Ermittlungsverfahren dauern an - Randale in der Südvorstadt am 12. Dezember: 130 Ermittlungsverfahren gegen Linke, Rechte, Polizisten

Erstveröffentlicht: 
22.07.2016

Mehrfach haben wir an dieser Stelle nach den Liveberichten vom Tag selbst über das Demonstrationsgeschehen am 12. Dezember in der Südvorstadt und Connewitz berichtet, das am Nachmittag völlig ausartete. Übrigens mit Ansage. Denn wenn 200 Rechtsradikale eine Demonstration in ein linksalternatives Viertel wie Connewitz ankündigen, dann ist das eine beabsichtigte Provokation. Eine, die deutschlandweit genau für die Mobilisierung sorgt, die die Veranstaltungsanmelder beabsichtigten.

 

Denn in den Tagen vor dem 12. Dezember mobilisierte die autonome Szene in ganz Deutschland, am 12. Dezember nach Leipzig zu kommen.

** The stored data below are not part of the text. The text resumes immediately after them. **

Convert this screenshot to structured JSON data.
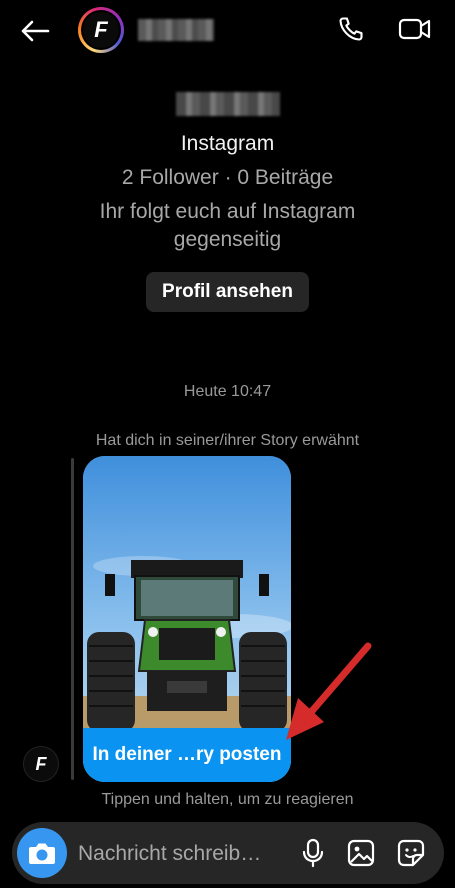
{
  "header": {
    "back_icon": "arrow-left-icon",
    "avatar_letter": "F",
    "call_icon": "phone-icon",
    "video_icon": "video-camera-icon"
  },
  "profile": {
    "platform": "Instagram",
    "stats": "2 Follower · 0 Beiträge",
    "mutual": "Ihr folgt euch auf Instagram gegenseitig",
    "view_profile_label": "Profil ansehen"
  },
  "thread": {
    "timestamp": "Heute 10:47",
    "mention_text": "Hat dich in seiner/ihrer Story erwähnt",
    "story_cta": "In deiner …ry posten",
    "hint": "Tippen und halten, um zu reagieren"
  },
  "composer": {
    "placeholder": "Nachricht schreib…",
    "camera_icon": "camera-icon",
    "mic_icon": "microphone-icon",
    "gallery_icon": "image-icon",
    "sticker_icon": "sticker-icon"
  },
  "colors": {
    "accent": "#3797f0",
    "cta": "#0a93f0",
    "annotation": "#d62b2b"
  }
}
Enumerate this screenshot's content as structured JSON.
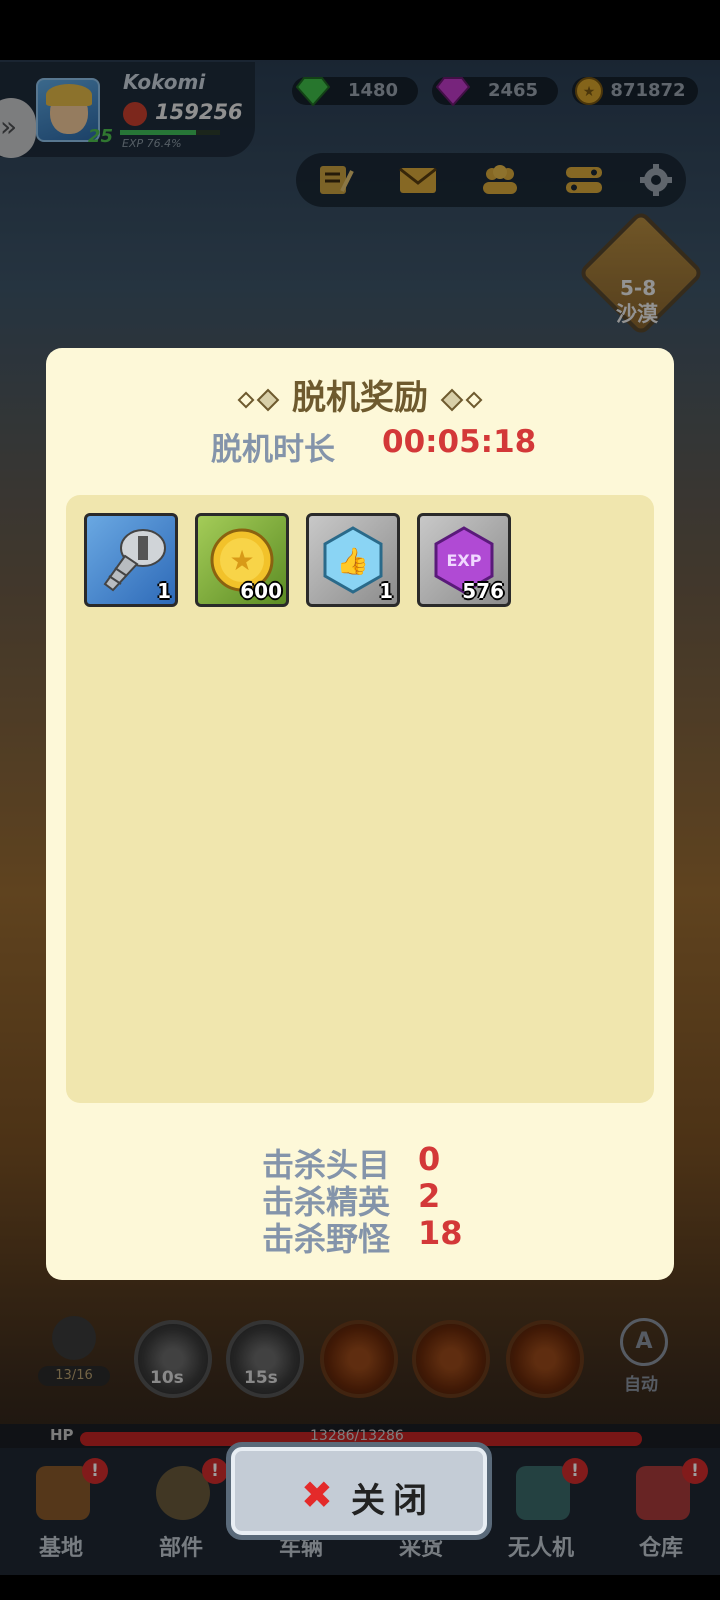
{
  "player": {
    "name": "Kokomi",
    "level": "25",
    "power": "159256",
    "exp_text": "EXP 76.4%",
    "exp_fraction": 0.764
  },
  "currencies": [
    {
      "name": "green-gem",
      "value": "1480",
      "color": "#3fbf4a"
    },
    {
      "name": "purple-gem",
      "value": "2465",
      "color": "#c03ac8"
    },
    {
      "name": "gold-coin",
      "value": "871872",
      "color": "#d6a22a"
    }
  ],
  "toolbar": {
    "icons": [
      "notes-icon",
      "mail-icon",
      "friends-icon",
      "toggle-icon",
      "gear-icon"
    ]
  },
  "stage": {
    "number": "5-8",
    "name": "沙漠"
  },
  "modal": {
    "title": "脱机奖励",
    "duration_label": "脱机时长",
    "duration_value": "00:05:18",
    "rewards": [
      {
        "icon": "screw-icon",
        "count": "1"
      },
      {
        "icon": "gold-coin-icon",
        "count": "600"
      },
      {
        "icon": "thumbs-up-gem-icon",
        "count": "1"
      },
      {
        "icon": "exp-gem-icon",
        "count": "576"
      }
    ],
    "stats": [
      {
        "label": "击杀头目",
        "value": "0"
      },
      {
        "label": "击杀精英",
        "value": "2"
      },
      {
        "label": "击杀野怪",
        "value": "18"
      }
    ]
  },
  "close_button": {
    "label": "关闭"
  },
  "skills": [
    {
      "cooldown": "10s"
    },
    {
      "cooldown": "15s"
    },
    {
      "cooldown": ""
    },
    {
      "cooldown": ""
    },
    {
      "cooldown": ""
    }
  ],
  "bullets": "13/16",
  "auto_label": "自动",
  "hp": {
    "label": "HP",
    "text": "13286/13286",
    "fraction": 1.0
  },
  "bottom_nav": [
    {
      "label": "基地",
      "badge": "!"
    },
    {
      "label": "部件",
      "badge": "!"
    },
    {
      "label": "车辆",
      "badge": ""
    },
    {
      "label": "采货",
      "badge": ""
    },
    {
      "label": "无人机",
      "badge": "!"
    },
    {
      "label": "仓库",
      "badge": "!"
    }
  ]
}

Man war auf Konfrontation aus. Das wussten auch Polizei und Verfassungsschutz, obwohl sich ausgerechnet der Verfassungsschutz mit einer windelweichen Warnung an die Stadt Leipzig blamierte. Auf die sich dann wieder die Ordnungsbehörde berief, als sie ihre Demonstrationsgenehmigung – ein bisschen angepasst – konkretisierte. Aber den Mumm, das Ziel der Demonstration – Connewitz – komplett zu untersagen, hatte Leipzigs Ordnungsbehörde nicht.

 

Entsprechend sahen die so gar nicht Verantwortlichen sehenden Auges dem entgegen, was sich da schon am 11. Dezember zusammenbraute. Da demonstrierten 1.000 Menschen des linken und des autonomen Spektrums schon mal im Leipziger Süden.

 

Was letztlich die Demonstration von kärglichen 100 Rechtsradikalen am 12. Dezember nicht verhinderte. Sie kamen auch nicht bis nach Connewitz, weil sie von der Polizei gründlich abgeschottet wurden und nach ersten Verstößen gegen die Versammlungsordnung regelrecht festsaßen.

 

Die aus allen Himmelsrichtungen angereisten gewaltbereiten Linksautonomen aber waren ja trotzdem da, hatten sich via Internet regelrecht eingerichtet auf so etwas wie eine Schlacht um Connewitz, sogar eine Art Schlafplatzbörse fand sich auf einer Berliner Seite im Netz. Ausbaden musste diese Konstellation dann die Polizei, die sich dann ab den späten Nachmittagsstunden einer auf Randale versessenen Gruppe von Straßenkämpfern gegenübersah, die die Konfrontation mit der Polizei regelrecht zum Gewaltexzess werden ließ. 

 

Wie ist also der Stand der Ermittlungen zum 12. Dezember?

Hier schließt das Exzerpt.